When discussing activities done during free time, art and sports quickly pop up in our minds. Within UNIS sports teams, as in most athletic teams, there’s a separation between female and male disciplines. You would think that given the opportunity, girls and boys might want to come together and bond over the same sport, but judging by the member lists of sports clubs in our Tutorial House, this isn’t often the case. We have clubs like Table Tennis Club and Climbing Club which are widely male-dominated, with the exception of only a couple of female students per club, the first one being composed of more than 30 students. It seems unlikely that more girls wouldn’t be interested in table tennis, but the existing male dominance within the club might make it uncomfortable for these students to join and participate.

On the other hand, we find art to be stereotypically female-dominated. People tend to think that teenage girls are more artistic and more creative, however, this can’t be generalized to everyone. If you walk into any UNIS art classroom, or if you went to the IB Art Gallery last weekend, you will have seen wonderful art created regardless of gender. Yet it seems as though male students often avoid art, and drop the class as soon as they get the chance to. I say this judging from the number of boys in my art class when it became an elective once we entered Tutorial House; it was one boy and at least twelve girls. At the UNIS Art Club, the ratio doesn’t improve much. It has around five times more female than male members.

As in choosing IB classes, when selecting what clubs to join, students not only take into account their personal interests but also consider who will be in that club and whether there will be or not a gender disparity. This was evident in many of the examples seen above. Clubs with female leaders tend to have more female members, and the same occurs the other way around. Additionally, most students join clubs based on if their friends are joining, which can also contribute to enhancing this gender disparity if their friends are mainly of the same gender as them. Nevertheless, it’s still evident that clubs reflect student interest, and student interest seems to be very unbalanced for some fields, based on gender. Although you’re free to choose whatever club to join, you shouldn’t feel intimidated to join a club because most members are boys or girls. If you instead make your decision based on your true interests, you might be diverging from the gender binaries that have divided our school walls, and continue to do so.

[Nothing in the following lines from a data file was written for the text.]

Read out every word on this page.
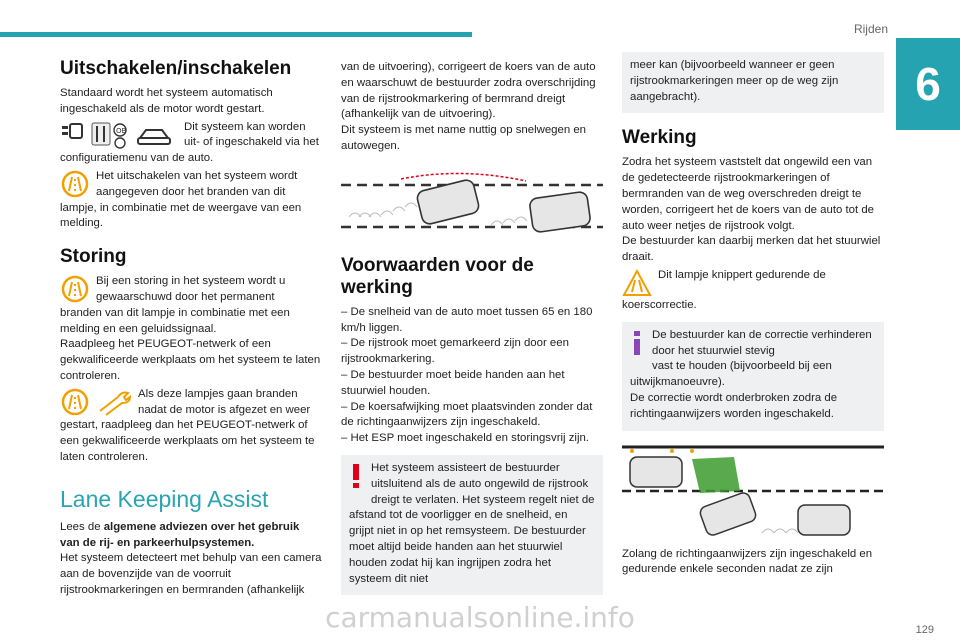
Rijden
6
129
Uitschakelen/inschakelen

Standaard wordt het systeem automatisch ingeschakeld als de motor wordt gestart.

OB	Dit systeem kan worden uit- of ingeschakeld via het

configuratiemenu van de auto.

Het uitschakelen van het systeem wordt aangegeven door het branden van dit

lampje, in combinatie met de weergave van een melding.

Storing

Bij een storing in het systeem wordt u gewaarschuwd door het permanent

branden van dit lampje in combinatie met een melding en een geluidssignaal.

Raadpleeg het PEUGEOT-netwerk of een gekwalificeerde werkplaats om het systeem te laten controleren.

Als deze lampjes gaan branden nadat de motor is afgezet en weer

gestart, raadpleeg dan het PEUGEOT-netwerk of een gekwalificeerde werkplaats om het systeem te laten controleren.

Lane Keeping Assist

Lees de algemene adviezen over het gebruik van de rij- en parkeerhulpsystemen.

Het systeem detecteert met behulp van een camera aan de bovenzijde van de voorruit rijstrookmarkeringen en bermranden (afhankelijk

van de uitvoering), corrigeert de koers van de auto en waarschuwt de bestuurder zodra overschrijding van de rijstrookmarkering of bermrand dreigt (afhankelijk van de uitvoering).

Dit systeem is met name nuttig op snelwegen en autowegen.

Voorwaarden voor de werking

– De snelheid van de auto moet tussen 65 en 180 km/h liggen.

– De rijstrook moet gemarkeerd zijn door een rijstrookmarkering.

– De bestuurder moet beide handen aan het stuurwiel houden.

– De koersafwijking moet plaatsvinden zonder dat de richtingaanwijzers zijn ingeschakeld.

– Het ESP moet ingeschakeld en storingsvrij zijn.

Het systeem assisteert de bestuurder uitsluitend als de auto ongewild de rijstrook dreigt te verlaten. Het systeem regelt niet de afstand tot de voorligger en de snelheid, en grijpt niet in op het remsysteem. De bestuurder moet altijd beide handen aan het stuurwiel houden zodat hij kan ingrijpen zodra het systeem dit niet

meer kan (bijvoorbeeld wanneer er geen rijstrookmarkeringen meer op de weg zijn aangebracht).

Werking

Zodra het systeem vaststelt dat ongewild een van de gedetecteerde rijstrookmarkeringen of bermranden van de weg overschreden dreigt te worden, corrigeert het de koers van de auto tot de auto weer netjes de rijstrook volgt.

De bestuurder kan daarbij merken dat het stuurwiel draait.

Dit lampje knippert gedurende de

koerscorrectie.

De bestuurder kan de correctie verhinderen door het stuurwiel stevig

vast te houden (bijvoorbeeld bij een uitwijkmanoeuvre).

De correctie wordt onderbroken zodra de richtingaanwijzers worden ingeschakeld.

Zolang de richtingaanwijzers zijn ingeschakeld en gedurende enkele seconden nadat ze zijn

carmanualsonline.info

Ultimately, the longevity of gender systems and gender roles in our larger society and within UNIS as a sub-society is a large contributing factor in what we choose to pursue. Feeling comfortable and listened to, being challenged in the right ways, and fostering the correct environment all come down to understanding that these ‘gender systems’ are, as we said, socially constructed. There is no right or wrong way to go about a certain field, nor is there a subject or subject area that is best suited for an entire demographic of people over another.